Fastfacts


Arizona Daily Wildcat
Wednesday, December 3, 2003

Things you always never wanted to know

  • Many bacteria that live on the human body reproduce most efficiently in warm, damp conditions. Taking a hot bath or shower may wash off innumerable dead bacteria, but it also encourages those remaining to increase their rate of production by up to 20 times.

  • Perhaps the most bizarre idea for the commercial exploitation of space was proposed by Space Services of America, Inc., run by a former astronaut, Deke Slayton, in association with a consortium of Florida morticians. As the ultimate funeral service, they planned to place the ashes of the departed in capsules aboard a satellite. The satellite would have been covered with a reflective material, so at night it would appear as bright as a star as it orbited the Earth. Interest in the novel form of immortality was not sufficient to get the idea off the ground.

  • Squirrels can fall long distances without coming to harm. One squirrel was observed plummeting 600 feet from a tree to the ground yet was unhurt, thanks to the long fur on its limbs and tail, which when spread helped slow down the animal's descent.

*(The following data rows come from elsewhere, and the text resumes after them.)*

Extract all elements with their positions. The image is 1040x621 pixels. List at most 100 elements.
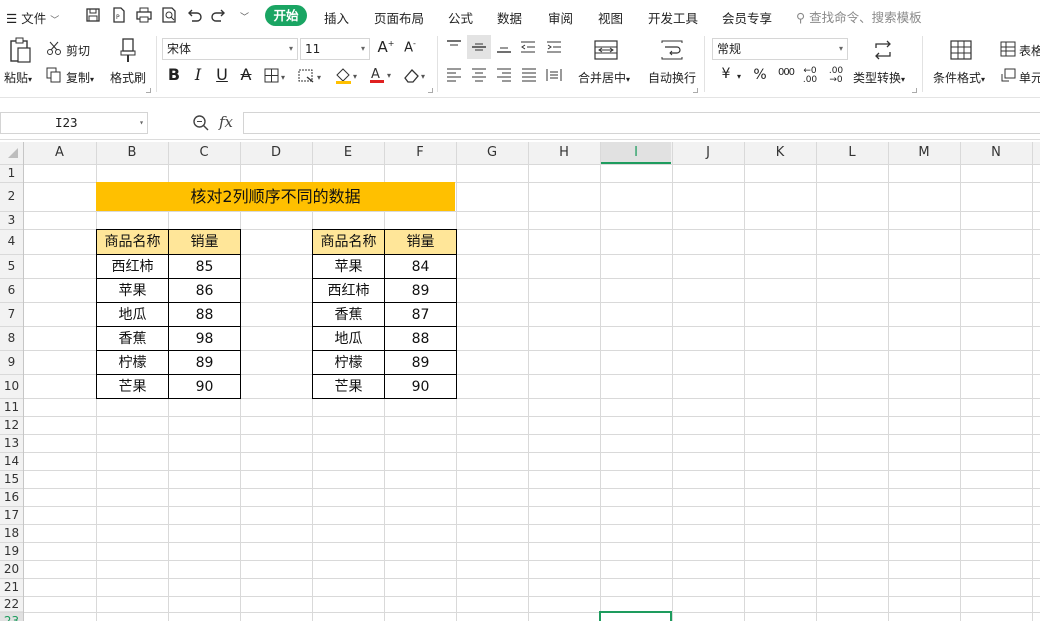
- paste-button[interactable]: 粘贴▾: [4, 69, 32, 86]
- table-cell[interactable]: 柠檬: [96, 350, 169, 375]
- column-header-k[interactable]: K: [744, 142, 816, 164]
- table-cell[interactable]: 香蕉: [96, 326, 169, 351]
- table-cell[interactable]: 86: [168, 278, 241, 303]
- redo-icon[interactable]: [210, 6, 228, 24]
- tab-view[interactable]: 视图: [598, 8, 623, 27]
- font-size-select[interactable]: 11 ▾: [300, 38, 370, 60]
- table-cell[interactable]: 90: [168, 374, 241, 399]
- align-middle-icon[interactable]: [467, 35, 491, 59]
- table-cell[interactable]: 90: [384, 374, 457, 399]
- table-cell[interactable]: 98: [168, 326, 241, 351]
- table-header-cell[interactable]: 商品名称: [312, 229, 385, 255]
- distributed-align-icon[interactable]: [546, 68, 562, 82]
- decrease-indent-icon[interactable]: [520, 40, 536, 54]
- command-search[interactable]: ⚲ 查找命令、搜索模板: [796, 7, 922, 26]
- italic-icon[interactable]: I: [188, 65, 208, 84]
- decrease-decimal-icon[interactable]: .00 →0: [826, 67, 846, 85]
- row-header-5[interactable]: 5: [0, 254, 23, 278]
- merge-center-button[interactable]: 合并居中▾: [578, 69, 630, 86]
- conditional-format-button[interactable]: 条件格式▾: [933, 69, 985, 86]
- row-header-22[interactable]: 22: [0, 596, 23, 612]
- format-painter-icon[interactable]: [117, 37, 139, 63]
- table-cell[interactable]: 88: [384, 326, 457, 351]
- table-cell[interactable]: 89: [384, 278, 457, 303]
- cell-style-icon[interactable]: ▾: [298, 68, 326, 84]
- row-header-8[interactable]: 8: [0, 326, 23, 350]
- row-header-16[interactable]: 16: [0, 488, 23, 506]
- borders-icon[interactable]: ▾: [264, 68, 288, 84]
- align-right-icon[interactable]: [496, 68, 512, 82]
- table-cell[interactable]: 苹果: [96, 278, 169, 303]
- active-cell-selection[interactable]: [599, 611, 672, 621]
- table-cell[interactable]: 苹果: [312, 254, 385, 279]
- tab-home[interactable]: 开始: [265, 5, 307, 26]
- align-bottom-icon[interactable]: [496, 40, 512, 54]
- sheet-title-cell[interactable]: 核对2列顺序不同的数据: [96, 182, 455, 211]
- row-header-12[interactable]: 12: [0, 416, 23, 434]
- table-cell[interactable]: 芒果: [312, 374, 385, 399]
- tab-insert[interactable]: 插入: [324, 8, 349, 27]
- underline-icon[interactable]: U: [212, 65, 232, 84]
- scissors-icon[interactable]: [46, 40, 62, 56]
- tab-developer[interactable]: 开发工具: [648, 8, 698, 27]
- paste-icon[interactable]: [8, 37, 32, 63]
- column-header-h[interactable]: H: [528, 142, 600, 164]
- table-header-cell[interactable]: 商品名称: [96, 229, 169, 255]
- font-name-select[interactable]: 宋体 ▾: [162, 38, 298, 60]
- table-cell[interactable]: 西红柿: [312, 278, 385, 303]
- table-cell[interactable]: 89: [384, 350, 457, 375]
- formula-input[interactable]: [243, 112, 1040, 134]
- tab-review[interactable]: 审阅: [548, 8, 573, 27]
- table-cell[interactable]: 89: [168, 350, 241, 375]
- zoom-search-icon[interactable]: [192, 114, 210, 132]
- clear-format-icon[interactable]: ▾: [402, 67, 430, 85]
- customize-qa-icon[interactable]: ﹀: [240, 10, 249, 23]
- thousands-icon[interactable]: 000: [776, 67, 796, 78]
- column-header-e[interactable]: E: [312, 142, 384, 164]
- table-style-button[interactable]: 表格: [1019, 42, 1040, 59]
- tab-formulas[interactable]: 公式: [448, 8, 473, 27]
- column-header-g[interactable]: G: [456, 142, 528, 164]
- cell-style-format-icon[interactable]: [1000, 68, 1016, 84]
- column-header-a[interactable]: A: [23, 142, 96, 164]
- row-header-11[interactable]: 11: [0, 398, 23, 416]
- table-cell[interactable]: 香蕉: [312, 302, 385, 327]
- table-cell[interactable]: 地瓜: [312, 326, 385, 351]
- table-cell[interactable]: 87: [384, 302, 457, 327]
- table-cell[interactable]: 88: [168, 302, 241, 327]
- shrink-font-icon[interactable]: A-: [400, 39, 420, 55]
- conditional-format-icon[interactable]: [950, 40, 972, 60]
- print-preview-icon[interactable]: [160, 6, 178, 24]
- copy-icon[interactable]: [46, 67, 62, 83]
- save-icon[interactable]: [84, 6, 102, 24]
- export-pdf-icon[interactable]: P: [110, 6, 128, 24]
- row-header-10[interactable]: 10: [0, 374, 23, 398]
- spreadsheet-grid[interactable]: ABCDEFGHIJKLMN 1 2 3 4 5 6 7 8 9 10 11 12 13 14 15 16 17…: [0, 142, 1040, 621]
- row-header-15[interactable]: 15: [0, 470, 23, 488]
- row-header-13[interactable]: 13: [0, 434, 23, 452]
- table-style-icon[interactable]: [1000, 41, 1016, 57]
- undo-icon[interactable]: [185, 6, 203, 24]
- file-menu[interactable]: ☰ 文件 ﹀: [6, 8, 59, 27]
- wrap-text-button[interactable]: 自动换行: [648, 69, 696, 86]
- row-header-23[interactable]: 23: [0, 612, 23, 621]
- function-icon[interactable]: fx: [219, 113, 233, 131]
- bold-icon[interactable]: B: [164, 65, 184, 84]
- currency-icon[interactable]: ¥: [716, 66, 736, 82]
- table-header-cell[interactable]: 销量: [168, 229, 241, 255]
- align-center-icon[interactable]: [471, 68, 487, 82]
- column-header-d[interactable]: D: [240, 142, 312, 164]
- table-cell[interactable]: 西红柿: [96, 254, 169, 279]
- tab-membership[interactable]: 会员专享: [722, 8, 772, 27]
- table-cell[interactable]: 84: [384, 254, 457, 279]
- format-painter-button[interactable]: 格式刷: [110, 69, 146, 86]
- tab-page-layout[interactable]: 页面布局: [374, 8, 424, 27]
- row-header-2[interactable]: 2: [0, 182, 23, 211]
- increase-indent-icon[interactable]: [546, 40, 562, 54]
- fill-color-icon[interactable]: ▾: [334, 67, 362, 85]
- column-header-m[interactable]: M: [888, 142, 960, 164]
- column-header-i[interactable]: I: [600, 142, 672, 164]
- number-format-select[interactable]: 常规 ▾: [712, 38, 848, 60]
- cut-button[interactable]: 剪切: [66, 42, 90, 59]
- row-header-1[interactable]: 1: [0, 164, 23, 182]
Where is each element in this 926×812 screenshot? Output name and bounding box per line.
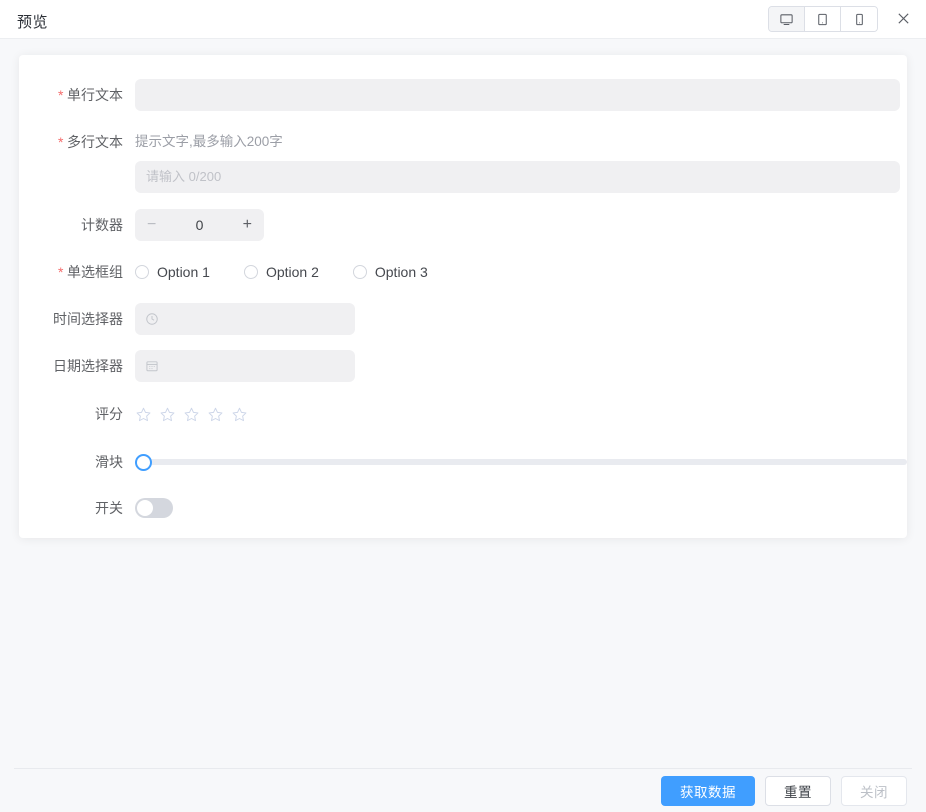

  • The shortest war ever fought occurred on Aug. 27, 1896 between Britain and Zanzibar (now part of Tanzania). Faced by a rebellious sultan, the British fleet bombarded his palace until he surrendered, after just 38 minutes.

  • In 1810, the Welsh "Bank of the Black Sheep" - the Aberstwynth and Tregaron Bank - issued bank notes that carried pictures of sheep, so that illiterate local shepherds could readily grasp their value. The 10-shilling note showed a lamb, the pound note a sheep, and the two pound note two ewes.

  • The famous distress message "SOS" doesn't actually stand for anything. It does not, for instance, mean "Save Our Souls" - it is simply an easy Morse code message to remember and recognize, even if badly distorted by adverse radio conditions ". . . - - - . . .". "Mayday," the distress call used in radiotelephone messages, is a corruption of the French "m'aidez," or "help me."